Он встает и, припадая, стуча об пол деревяшкой, выходит из избы. Он доволен, что уговаривать не пришлось. Я счастлив, что буду работать не на Звёздочке какой-нибудь, а на Сером: то-то парнишки будут завидовать! Все дни с людьми, еда из общего котла, вечернее бдение у костра, разговоры взрослых, сон в шалаше. Конечно, комары пожрут, но всё равно лучше, чем днями дергать на грядках осот и молочай.

В полпятого – я уже на конном дворе. Захожу в конюховку, беру уздечку, хомут (хотя и не придется запрягать в телегу, но хомут всё равно нужен: за его петли крепятся кожаные ремни, которые, в свою очередь, крепятся на комле волокуши), иду вдоль прохода. Следом идет конюх. Наверное, для того, чтобы подмогнуть управиться с Серым. Серый, завидев нас, выставляет морду из стойла, скалится и громко-громко ржет -  то ли приветствует, то ли, наоборот, шлет проклятия: пришли, мол, на мою голову.

Дядя Лёша, бригадир, прав: Серый – с норовом. С ним не всякому управиться. Конюх стоит немного в стороне. Серый – большой конь, к тому же беспрестанно мотает головой. Я же роста небольшого, мне трудно дотянуться. Не с первого, конечно, раза, но всё-таки уздечку надеваю и поводок у меня в руках. Серый фыркает. Конюх советует:

- Удила-то, удила не забудь.

Я отрицательно мотаю головой. Не люблю, когда удила во рту: коню, я думаю, очень больно. Еще бы! Железяки во рту и целый день дергают. Кому приятно? Серый смотрит блестящими глазищами то на меня, то на конюха, опускает голову ниже: это, чтобы мне легче было надеть тяжеленный хомут. Ага, думаю, понял, с кем имеет дело.

Конюх, слышу, ворчит:

- Не шибко полагайся. И поосторожнее: кусачий он.

Я треплю его гриву, глажу шею, легонько пошлепываю по скулам, поправляю на лбу чёлку. Серый мотает головой и довольно фыркает.
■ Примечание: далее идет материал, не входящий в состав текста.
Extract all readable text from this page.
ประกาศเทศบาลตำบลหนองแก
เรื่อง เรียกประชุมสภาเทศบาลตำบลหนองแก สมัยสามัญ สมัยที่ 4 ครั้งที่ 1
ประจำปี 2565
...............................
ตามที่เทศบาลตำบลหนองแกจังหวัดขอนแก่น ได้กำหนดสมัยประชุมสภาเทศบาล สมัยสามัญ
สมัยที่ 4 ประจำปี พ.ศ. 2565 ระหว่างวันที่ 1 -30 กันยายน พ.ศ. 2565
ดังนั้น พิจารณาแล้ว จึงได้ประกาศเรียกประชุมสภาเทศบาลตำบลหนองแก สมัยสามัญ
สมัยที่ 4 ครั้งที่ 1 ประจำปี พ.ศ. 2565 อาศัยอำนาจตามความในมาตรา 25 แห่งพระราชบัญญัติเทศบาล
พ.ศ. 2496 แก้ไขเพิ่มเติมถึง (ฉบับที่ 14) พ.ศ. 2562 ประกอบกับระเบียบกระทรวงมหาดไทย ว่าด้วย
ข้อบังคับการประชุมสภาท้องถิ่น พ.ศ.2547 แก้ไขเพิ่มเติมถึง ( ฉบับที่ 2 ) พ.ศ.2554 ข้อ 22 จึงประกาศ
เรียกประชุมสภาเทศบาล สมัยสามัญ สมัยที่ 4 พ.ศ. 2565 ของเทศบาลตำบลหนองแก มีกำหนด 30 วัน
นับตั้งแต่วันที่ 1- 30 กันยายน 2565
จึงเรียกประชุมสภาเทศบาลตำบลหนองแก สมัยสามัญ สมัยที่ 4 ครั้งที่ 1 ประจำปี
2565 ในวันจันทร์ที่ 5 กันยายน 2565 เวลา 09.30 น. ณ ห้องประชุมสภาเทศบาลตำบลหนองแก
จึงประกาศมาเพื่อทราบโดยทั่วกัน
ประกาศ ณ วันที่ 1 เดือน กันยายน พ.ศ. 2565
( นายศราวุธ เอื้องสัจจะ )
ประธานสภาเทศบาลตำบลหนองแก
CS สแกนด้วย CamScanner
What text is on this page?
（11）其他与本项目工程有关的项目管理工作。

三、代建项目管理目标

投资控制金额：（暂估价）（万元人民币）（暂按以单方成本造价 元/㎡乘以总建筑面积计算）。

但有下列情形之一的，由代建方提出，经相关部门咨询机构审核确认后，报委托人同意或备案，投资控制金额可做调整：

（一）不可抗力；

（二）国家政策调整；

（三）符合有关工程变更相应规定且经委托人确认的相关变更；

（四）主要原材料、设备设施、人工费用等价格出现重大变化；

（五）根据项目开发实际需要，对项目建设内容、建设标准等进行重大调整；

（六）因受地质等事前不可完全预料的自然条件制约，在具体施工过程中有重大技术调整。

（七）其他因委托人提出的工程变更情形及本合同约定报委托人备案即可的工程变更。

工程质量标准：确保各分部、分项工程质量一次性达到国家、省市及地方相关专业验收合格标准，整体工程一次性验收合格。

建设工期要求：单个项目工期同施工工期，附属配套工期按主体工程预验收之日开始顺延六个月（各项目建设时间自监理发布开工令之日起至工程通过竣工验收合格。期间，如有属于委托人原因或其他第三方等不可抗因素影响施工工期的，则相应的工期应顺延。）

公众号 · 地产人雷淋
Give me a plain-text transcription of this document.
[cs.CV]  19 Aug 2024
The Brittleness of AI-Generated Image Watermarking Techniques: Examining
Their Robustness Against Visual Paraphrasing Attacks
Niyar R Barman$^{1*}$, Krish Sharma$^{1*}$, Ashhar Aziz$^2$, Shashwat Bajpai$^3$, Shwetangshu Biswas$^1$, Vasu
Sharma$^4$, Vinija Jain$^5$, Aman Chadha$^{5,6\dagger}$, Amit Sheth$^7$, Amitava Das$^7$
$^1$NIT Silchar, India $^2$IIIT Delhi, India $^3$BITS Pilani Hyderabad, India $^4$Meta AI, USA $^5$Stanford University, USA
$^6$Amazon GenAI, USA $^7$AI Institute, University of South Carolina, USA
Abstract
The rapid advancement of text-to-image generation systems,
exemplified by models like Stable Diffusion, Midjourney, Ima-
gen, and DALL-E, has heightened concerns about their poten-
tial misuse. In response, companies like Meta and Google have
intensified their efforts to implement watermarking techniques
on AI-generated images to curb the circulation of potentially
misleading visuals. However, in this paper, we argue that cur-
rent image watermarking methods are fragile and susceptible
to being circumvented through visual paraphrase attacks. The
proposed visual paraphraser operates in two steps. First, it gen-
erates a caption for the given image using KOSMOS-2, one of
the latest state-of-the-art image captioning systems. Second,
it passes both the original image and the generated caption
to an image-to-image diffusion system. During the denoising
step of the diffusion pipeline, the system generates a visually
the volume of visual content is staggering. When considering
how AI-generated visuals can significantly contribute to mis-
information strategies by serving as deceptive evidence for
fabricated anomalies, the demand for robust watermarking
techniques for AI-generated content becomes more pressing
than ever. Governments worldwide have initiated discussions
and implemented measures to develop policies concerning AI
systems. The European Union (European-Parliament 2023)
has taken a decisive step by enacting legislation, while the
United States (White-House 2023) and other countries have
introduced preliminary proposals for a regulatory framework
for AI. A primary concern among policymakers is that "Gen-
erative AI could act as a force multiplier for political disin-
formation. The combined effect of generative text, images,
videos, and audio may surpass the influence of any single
- Меня, - хвастливо кричу я, - не укусит.

Серый понимает, о чем речь. Он тянется к моему плечу и трется головой.

- Ну-ну, - многозначительно бросает конюх и направляется к выходу. Я – за ним, ведя за повод Серого. Тот вышагивает размеренно, фыркает и всё время пытается миролюбиво дотянуться до меня своими влажными и пухлыми губами. Конюх оглядывается и незлобно бурчит: - Заигрывает, мерзавец. Животина, а с понятием. Чует душевность.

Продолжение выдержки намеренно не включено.